You are viewing a plain text version of this content. The canonical link for it is here.

Posted to solr-user@lucene.apache.org by Grant Ingersoll <gs...@apache.org> on 2017/05/11 18:16:38 UTC

Learn To Rank Questions

Hi,

Just getting up to speed on LTR and have a few questions (most of which are
speculative at this point and exploratory, as I have a couple of talks
coming up on this and other relevance features):

1. Has anyone looked at what's involved with supporting SparkML or other
models (e.g. PMML)?

2. Has anyone looked at features for text?  i.e. returning TF-IDF vectors
or similar.  FieldValueFeature is kind of like this, but I might want
weights for the terms, not just the actual values.  I could get this via
term vectors, but then it doesn't fit the framework.

3. How about payloads and/or things like boost values for documents as
features?

4. Are there example docs of training and using the
MultipleAdditiveTreesModel?  I see unit tests for them, but looking for
something similar to the python script in the example dir.

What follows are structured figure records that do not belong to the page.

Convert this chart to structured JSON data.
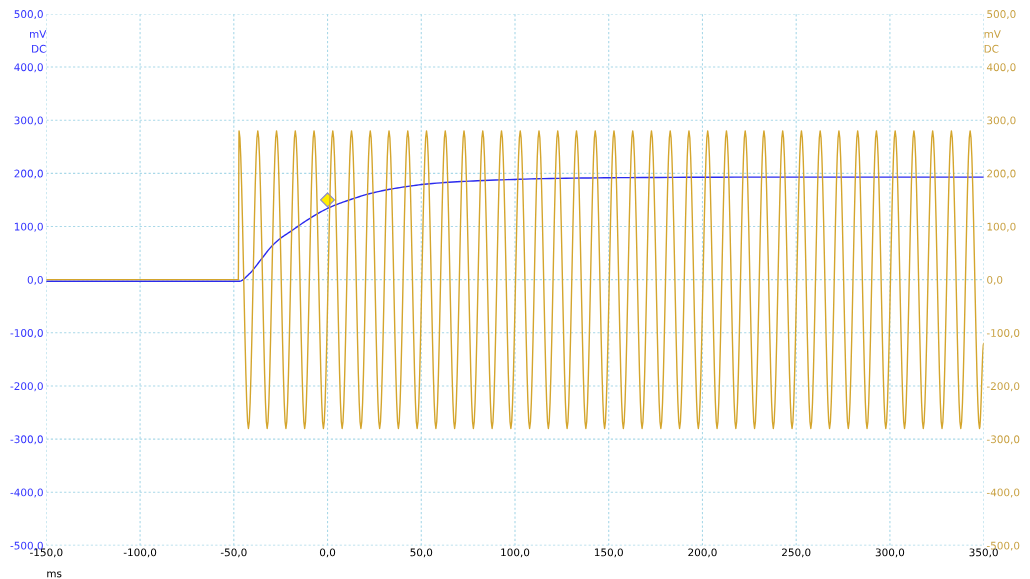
{
  "chart_data": {
    "type": "line",
    "xlabel": "ms",
    "ylabel": "mV\nDC",
    "y2label": "mV\nDC",
    "xlim": [
      -150,
      350
    ],
    "xticks": [
      {
        "value": -150,
        "label": "-150,0"
      },
      {
        "value": -100,
        "label": "-100,0"
      },
      {
        "value": -50,
        "label": "-50,0"
      },
      {
        "value": 0,
        "label": "0,0"
      },
      {
        "value": 50,
        "label": "50,0"
      },
      {
        "value": 100,
        "label": "100,0"
      },
      {
        "value": 150,
        "label": "150,0"
      },
      {
        "value": 200,
        "label": "200,0"
      },
      {
        "value": 250,
        "label": "250,0"
      },
      {
        "value": 300,
        "label": "300,0"
      },
      {
        "value": 350,
        "label": "350,0"
      }
    ],
    "ylim": [
      -500,
      500
    ],
    "yticks": [
      {
        "value": -500,
        "label": "-500,0"
      },
      {
        "value": -400,
        "label": "-400,0"
      },
      {
        "value": -300,
        "label": "-300,0"
      },
      {
        "value": -200,
        "label": "-200,0"
      },
      {
        "value": -100,
        "label": "-100,0"
      },
      {
        "value": 0,
        "label": "0,0"
      },
      {
        "value": 100,
        "label": "100,0"
      },
      {
        "value": 200,
        "label": "200,0"
      },
      {
        "value": 300,
        "label": "300,0"
      },
      {
        "value": 400,
        "label": "400,0"
      },
      {
        "value": 500,
        "label": "500,0"
      }
    ],
    "y2lim": [
      -500,
      500
    ],
    "y2ticks": [
      {
        "value": -500,
        "label": "-500,0"
      },
      {
        "value": -400,
        "label": "-400,0"
      },
      {
        "value": -300,
        "label": "-300,0"
      },
      {
        "value": -200,
        "label": "-200,0"
      },
      {
        "value": -100,
        "label": "-100,0"
      },
      {
        "value": 0,
        "label": "0,0"
      },
      {
        "value": 100,
        "label": "100,0"
      },
      {
        "value": 200,
        "label": "200,0"
      },
      {
        "value": 300,
        "label": "300,0"
      },
      {
        "value": 400,
        "label": "400,0"
      },
      {
        "value": 500,
        "label": "500,0"
      }
    ],
    "grid": true,
    "line_style": "solid",
    "series": [
      {
        "axis": "y2",
        "color": "#d4a52c",
        "marker": "none",
        "x": [
          -150,
          -47.6,
          -47.2,
          -42.2,
          -37.2,
          -32.2,
          -27.2,
          -22.2,
          -17.2,
          -12.2,
          -7.2,
          -2.2,
          2.8,
          7.8,
          12.8,
          17.8,
          22.8,
          27.8,
          32.8,
          37.8,
          42.8,
          47.8,
          52.8,
          57.8,
          62.8,
          67.8,
          72.8,
          77.8,
          82.8,
          87.8,
          92.8,
          97.8,
          102.8,
          107.8,
          112.8,
          117.8,
          122.8,
          127.8,
          132.8,
          137.8,
          142.8,
          147.8,
          152.8,
          157.8,
          162.8,
          167.8,
          172.8,
          177.8,
          182.8,
          187.8,
          192.8,
          197.8,
          202.8,
          207.8,
          212.8,
          217.8,
          222.8,
          227.8,
          232.8,
          237.8,
          242.8,
          247.8,
          252.8,
          257.8,
          262.8,
          267.8,
          272.8,
          277.8,
          282.8,
          287.8,
          292.8,
          297.8,
          302.8,
          307.8,
          312.8,
          317.8,
          322.8,
          327.8,
          332.8,
          337.8,
          342.8,
          347.8,
          350
        ],
        "values": [
          0,
          0,
          280,
          -280,
          280,
          -280,
          280,
          -280,
          280,
          -280,
          280,
          -280,
          280,
          -280,
          280,
          -280,
          280,
          -280,
          280,
          -280,
          280,
          -280,
          280,
          -280,
          280,
          -280,
          280,
          -280,
          280,
          -280,
          280,
          -280,
          280,
          -280,
          280,
          -280,
          280,
          -280,
          280,
          -280,
          280,
          -280,
          280,
          -280,
          280,
          -280,
          280,
          -280,
          280,
          -280,
          280,
          -280,
          280,
          -280,
          280,
          -280,
          280,
          -280,
          280,
          -280,
          280,
          -280,
          280,
          -280,
          280,
          -280,
          280,
          -280,
          280,
          -280,
          280,
          -280,
          280,
          -280,
          280,
          -280,
          280,
          -280,
          280,
          -280,
          280,
          -280,
          -120
        ]
      },
      {
        "axis": "y",
        "color": "#2a2aee",
        "marker": "none",
        "x": [
          -150,
          -47,
          -42,
          -35,
          -30,
          -25,
          -20,
          -10,
          0,
          10,
          25,
          40,
          56,
          80,
          115,
          160,
          250,
          350
        ],
        "values": [
          -3,
          -3,
          10,
          40,
          62,
          78,
          90,
          114,
          134,
          148,
          164,
          174,
          181,
          186,
          190,
          192,
          193,
          193
        ]
      },
      {
        "type": "scatter",
        "axis": "y",
        "color": "#ffee00",
        "marker": "diamond",
        "x": [
          0
        ],
        "values": [
          150
        ]
      }
    ]
  }
}
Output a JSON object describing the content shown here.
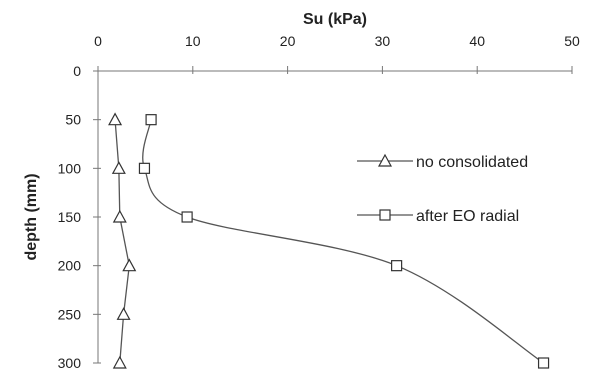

On 2 and 3, I imagine some of this can be done creatively via the
SolrFeature and function queries.

Thanks,
Grant

Re: Learn To Rank Questions

Posted by Joël Trigalo <jo...@trovit.com>.

1.
So I think it is a spark problem first (https://issues.apache.org/jir
a/browse/SPARK-10413). What we can do is to create our own model (cf
https://github.com/apache/lucene-solr/tree/master/solr/contr
ib/ltr/src/java/org/apache/solr/ltr/model) that applies the prediction, it
should be easy to do for a simple model, like logistic regression.
For PMML, the idea would also be to implement a Model that reuse a java lib
able to apply PMML.

2.
This function query gives you TF IDF of textField vs userQuery for the doc

 {!edismax qf='textField' mm=100% v=${userQuery} tie=0.1}

Also it seems to me LTR only allows float features which is a limitation.

3.
If the boost value is an index time boost I don't think it is possible. You
could put the feature you want in a field at index time and then use
FieldValueFeature
to extract it.

On Thu, May 11, 2017 at 8:16 PM, Grant Ingersoll <gs...@apache.org>
wrote:

> Hi,
>
> Just getting up to speed on LTR and have a few questions (most of which are
> speculative at this point and exploratory, as I have a couple of talks
> coming up on this and other relevance features):
>
> 1. Has anyone looked at what's involved with supporting SparkML or other
> models (e.g. PMML)?
>
> 2. Has anyone looked at features for text?  i.e. returning TF-IDF vectors
> or similar.  FieldValueFeature is kind of like this, but I might want
> weights for the terms, not just the actual values.  I could get this via
> term vectors, but then it doesn't fit the framework.
>
> 3. How about payloads and/or things like boost values for documents as
> features?
>
> 4. Are there example docs of training and using the
> MultipleAdditiveTreesModel?  I see unit tests for them, but looking for
> something similar to the python script in the example dir.
>
> On 2 and 3, I imagine some of this can be done creatively via the
> SolrFeature and function queries.
>
> Thanks,
> Grant
>